Plus spécifiquement en France, de 1974 à 1985, les « Rencontres de Versailles » rassemblent des responsables engagés ou ouverts au Renouveau charismatique, des protestants réformés, (Paul Bechdolff et Jean-Marie Bouillon, membres de l’Union de Prière de Charmes, par exemple, et des réformés à sensibilité pentecôtiste, Gaston Ramseyer, Charles Schinkel), des baptistes (comme Jules Thobois, Daniel Lhermenault), des pentecôtistes (Yvon Charles de la communauté de Carhaix, Clément le Cossec), et des catholiques (responsables des communautés du Chemin Neuf et de l’Emmanuel). Thomas Roberts est présent et Jean-Marie Bouillon est le secrétaire de ces rencontres.

On ose y aborder les sujets difficiles comme la prière à Marie dans les assemblées de prière, les définitions de l’Eglise ; même le baptême dans l’Esprit est vu différemment par les catholiques et les pentecôtistes, en lien ou non avec le baptême sacramentel. Certains échanges sont tendus ; mais la volonté de maintenir le dialogue est plus forte, en particulier chez les réformés et une partie des catholiques. Leur nombre est minoritaire dès la première rencontre, et ne cesse de diminuer ensuite. Seuls se maintiennent les plus œcuméniques, comme Laurent Fabre, Bertrand Lepesant, René Jacob. Dès la deuxième réunion, du 22 au 24 septembre 1975, les membres protestants du groupe jugent nécessaire d’établir un texte clarifiant les points de convergence et de divergences à travailler :

« Afin d’éviter toute confusion possible et de se trouver sur une base saine leur permettant de pouvoir discuter, les frères Evangéliques et Réformés présents ont demandé la mise au point suivante : Dans le dessein de clarifier une situation qui risquerait de devenir confuse et donc d’hypothéquer les rencontres futures, des frères de différentes confessions, réunis à Versailles les 22, 23, 24 septembre 1975, se sont entretenus, dans un climat de franchise et de fraternité, examinant des points de convergence et de divergence.

Nous avons conclu à la nécessité de préciser par écrits les points sur lesquels nous rencontrons des difficultés : Ecriture Sainte et tradition.

Mariologie.

Communion des saints. Problèmes de formulation.
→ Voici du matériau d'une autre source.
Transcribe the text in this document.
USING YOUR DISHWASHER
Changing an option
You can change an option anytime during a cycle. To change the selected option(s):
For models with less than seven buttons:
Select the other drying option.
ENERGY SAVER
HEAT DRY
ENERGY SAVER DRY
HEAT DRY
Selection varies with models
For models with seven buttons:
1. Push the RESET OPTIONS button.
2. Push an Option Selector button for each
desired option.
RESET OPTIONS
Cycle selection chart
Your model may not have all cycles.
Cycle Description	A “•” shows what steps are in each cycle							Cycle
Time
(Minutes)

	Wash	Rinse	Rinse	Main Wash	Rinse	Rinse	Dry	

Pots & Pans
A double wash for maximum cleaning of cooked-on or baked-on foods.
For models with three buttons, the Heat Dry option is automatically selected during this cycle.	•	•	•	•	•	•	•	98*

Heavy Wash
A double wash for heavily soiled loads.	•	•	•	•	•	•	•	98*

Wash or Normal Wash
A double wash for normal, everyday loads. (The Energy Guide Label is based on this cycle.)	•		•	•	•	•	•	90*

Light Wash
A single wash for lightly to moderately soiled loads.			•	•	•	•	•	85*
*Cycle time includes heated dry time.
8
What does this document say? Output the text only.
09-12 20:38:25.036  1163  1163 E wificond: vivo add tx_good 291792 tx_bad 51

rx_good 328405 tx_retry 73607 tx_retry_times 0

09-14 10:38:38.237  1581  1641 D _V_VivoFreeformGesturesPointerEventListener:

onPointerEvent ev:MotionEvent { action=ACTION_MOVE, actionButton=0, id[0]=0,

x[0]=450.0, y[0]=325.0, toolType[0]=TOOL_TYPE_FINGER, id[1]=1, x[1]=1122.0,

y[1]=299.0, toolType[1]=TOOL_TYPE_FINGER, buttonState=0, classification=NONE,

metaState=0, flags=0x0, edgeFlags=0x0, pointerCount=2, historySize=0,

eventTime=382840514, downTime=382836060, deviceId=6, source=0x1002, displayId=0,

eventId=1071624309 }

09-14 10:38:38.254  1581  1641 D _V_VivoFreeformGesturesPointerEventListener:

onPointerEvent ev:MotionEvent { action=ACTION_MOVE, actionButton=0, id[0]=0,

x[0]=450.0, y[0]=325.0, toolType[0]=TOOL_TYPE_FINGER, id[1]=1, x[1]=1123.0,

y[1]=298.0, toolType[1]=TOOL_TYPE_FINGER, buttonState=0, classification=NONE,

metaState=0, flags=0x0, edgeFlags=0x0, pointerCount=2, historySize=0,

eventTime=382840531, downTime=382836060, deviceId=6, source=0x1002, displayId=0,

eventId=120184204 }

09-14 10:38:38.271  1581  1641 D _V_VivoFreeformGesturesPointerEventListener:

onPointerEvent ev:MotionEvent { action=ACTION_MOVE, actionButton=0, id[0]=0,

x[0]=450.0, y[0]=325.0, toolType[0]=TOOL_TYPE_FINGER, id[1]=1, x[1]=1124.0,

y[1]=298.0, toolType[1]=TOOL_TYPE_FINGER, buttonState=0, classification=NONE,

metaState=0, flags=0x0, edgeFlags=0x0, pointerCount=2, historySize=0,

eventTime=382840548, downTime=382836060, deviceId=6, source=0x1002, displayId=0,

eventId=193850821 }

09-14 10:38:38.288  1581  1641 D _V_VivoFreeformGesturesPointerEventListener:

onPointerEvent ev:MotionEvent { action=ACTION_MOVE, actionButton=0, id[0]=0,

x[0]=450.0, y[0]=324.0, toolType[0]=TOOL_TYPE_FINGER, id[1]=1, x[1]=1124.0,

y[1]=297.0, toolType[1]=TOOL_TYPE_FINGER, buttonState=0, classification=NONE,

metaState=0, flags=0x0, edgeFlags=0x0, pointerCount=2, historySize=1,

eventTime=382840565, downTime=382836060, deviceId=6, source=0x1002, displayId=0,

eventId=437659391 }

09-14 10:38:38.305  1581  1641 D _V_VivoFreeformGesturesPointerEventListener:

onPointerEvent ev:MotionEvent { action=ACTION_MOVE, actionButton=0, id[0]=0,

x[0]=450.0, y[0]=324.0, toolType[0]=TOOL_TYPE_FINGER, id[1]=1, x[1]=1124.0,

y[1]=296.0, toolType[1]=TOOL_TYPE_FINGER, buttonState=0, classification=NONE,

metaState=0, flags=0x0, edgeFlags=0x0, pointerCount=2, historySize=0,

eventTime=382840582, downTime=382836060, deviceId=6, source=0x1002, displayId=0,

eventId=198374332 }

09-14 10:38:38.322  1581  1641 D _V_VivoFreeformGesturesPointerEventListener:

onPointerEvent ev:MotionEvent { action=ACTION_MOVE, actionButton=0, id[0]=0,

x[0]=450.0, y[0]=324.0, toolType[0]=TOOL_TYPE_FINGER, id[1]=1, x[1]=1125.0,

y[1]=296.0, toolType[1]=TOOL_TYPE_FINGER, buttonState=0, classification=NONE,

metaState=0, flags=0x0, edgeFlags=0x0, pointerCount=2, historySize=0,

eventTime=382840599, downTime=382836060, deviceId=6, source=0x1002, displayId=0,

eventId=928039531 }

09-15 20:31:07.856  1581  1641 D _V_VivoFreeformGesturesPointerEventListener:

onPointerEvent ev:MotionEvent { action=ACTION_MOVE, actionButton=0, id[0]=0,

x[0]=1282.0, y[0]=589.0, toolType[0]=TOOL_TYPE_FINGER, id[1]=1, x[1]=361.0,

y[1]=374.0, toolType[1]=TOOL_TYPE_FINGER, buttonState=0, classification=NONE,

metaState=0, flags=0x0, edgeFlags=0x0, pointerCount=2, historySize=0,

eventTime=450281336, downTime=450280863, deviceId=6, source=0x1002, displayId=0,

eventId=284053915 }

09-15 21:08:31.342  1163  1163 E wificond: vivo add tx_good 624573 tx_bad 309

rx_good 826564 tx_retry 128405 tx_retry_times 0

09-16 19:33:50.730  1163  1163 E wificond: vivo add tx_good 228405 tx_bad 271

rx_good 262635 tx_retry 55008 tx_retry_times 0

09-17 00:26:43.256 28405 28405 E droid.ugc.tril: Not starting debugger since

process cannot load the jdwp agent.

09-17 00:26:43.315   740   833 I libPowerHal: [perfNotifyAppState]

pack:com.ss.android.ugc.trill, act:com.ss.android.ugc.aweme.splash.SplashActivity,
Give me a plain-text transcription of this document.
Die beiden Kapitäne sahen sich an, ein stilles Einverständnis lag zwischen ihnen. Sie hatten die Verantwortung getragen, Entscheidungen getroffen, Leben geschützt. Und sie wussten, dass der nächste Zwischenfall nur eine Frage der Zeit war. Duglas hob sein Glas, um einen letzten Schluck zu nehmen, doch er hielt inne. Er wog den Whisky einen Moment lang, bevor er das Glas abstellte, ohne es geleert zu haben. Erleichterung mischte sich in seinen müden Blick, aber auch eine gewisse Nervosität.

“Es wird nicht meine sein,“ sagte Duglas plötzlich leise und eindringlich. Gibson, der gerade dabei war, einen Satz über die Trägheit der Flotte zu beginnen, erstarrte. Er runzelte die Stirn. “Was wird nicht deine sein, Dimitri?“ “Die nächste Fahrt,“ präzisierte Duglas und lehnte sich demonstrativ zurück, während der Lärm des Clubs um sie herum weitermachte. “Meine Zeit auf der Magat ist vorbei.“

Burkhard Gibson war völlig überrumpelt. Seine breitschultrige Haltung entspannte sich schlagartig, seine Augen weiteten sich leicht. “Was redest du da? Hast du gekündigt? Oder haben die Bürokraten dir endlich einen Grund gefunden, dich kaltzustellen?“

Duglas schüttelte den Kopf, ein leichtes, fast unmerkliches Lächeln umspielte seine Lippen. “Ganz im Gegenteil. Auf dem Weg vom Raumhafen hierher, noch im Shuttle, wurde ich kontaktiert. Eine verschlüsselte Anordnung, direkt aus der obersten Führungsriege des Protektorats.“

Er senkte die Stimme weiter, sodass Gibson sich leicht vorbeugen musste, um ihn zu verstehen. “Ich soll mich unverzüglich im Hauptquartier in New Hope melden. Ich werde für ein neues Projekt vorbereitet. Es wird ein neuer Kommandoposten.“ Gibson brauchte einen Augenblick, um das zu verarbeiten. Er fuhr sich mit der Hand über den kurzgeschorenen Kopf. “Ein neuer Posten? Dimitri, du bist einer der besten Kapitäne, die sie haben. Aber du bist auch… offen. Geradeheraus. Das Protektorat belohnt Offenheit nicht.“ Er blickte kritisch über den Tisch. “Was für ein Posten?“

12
Par contre, nous rendons grâces pour ce qui unit : Repentance.

Conversion.

Unique médiation de Jésus-Christ. Salut par la foi en Jésus-Christ.

Expérience commune du baptême dans le Saint Esprit.

Ainsi, nous ne pouvons pas nous dérober à la vision d’une marche commune ; l’Esprit, en effet, nous

327

permet de :

Prier ensemble.

Etudier et partager la Parole de Dieu.

Faire sentir et voir, au monde, à cause de notre foi en Jésus-Christ, notre union dans la lutte pour la justice et dans l’annonce du royaume qui vient.

Dans toutes les rencontres œcuméniques, considérer la reconnaissance des divergences comme une réelle souffrance. C’est pourquoi, dans un souci de vérité et pour ne pas compromettre le cheminement futur, nous voulons en informer nos fidèles. 328»

La démarche insiste ici sur la recherche de ce qui unit, dans une exigence de vérité et de connaissance de l’autre, malgré les difficultés possibles de communication. Au fil des différentes rencontres, les participants ont souvent changé ; les réformés de l’Union de Prière ont gardé une importance constante. Le père orthodoxe Bernard Frinking a été présent dès 1975. Henri Lefèvre, responsable du Centre Chrétien de Gagnières est là en 1978, Hervé-Marie Catta, de la Communauté Emmanuel en 1979. Mais George Appia meurt en 1977, et son départ réunit tous les participants, comme le souligne Laurent Fabre : « En de telles occasions, nous comprenons combien l’Eglise est Une, au-delà des blessures de nos séparations329 ». Cependant, malgré toute leur importance et leur permanence sur plusieurs décennies, la réception de tels dialogues par les communautés locales est extrêmement faible. Sur le terrain, la réalité vécue est le plus souvent ignorante des rapprochements et des liens établis. Pourtant un autre pionnier de l’œcuménisme, ami de David du Plessis, Thomas Roberts, travaille vers d’autres expressions d’une même unité spirituelle.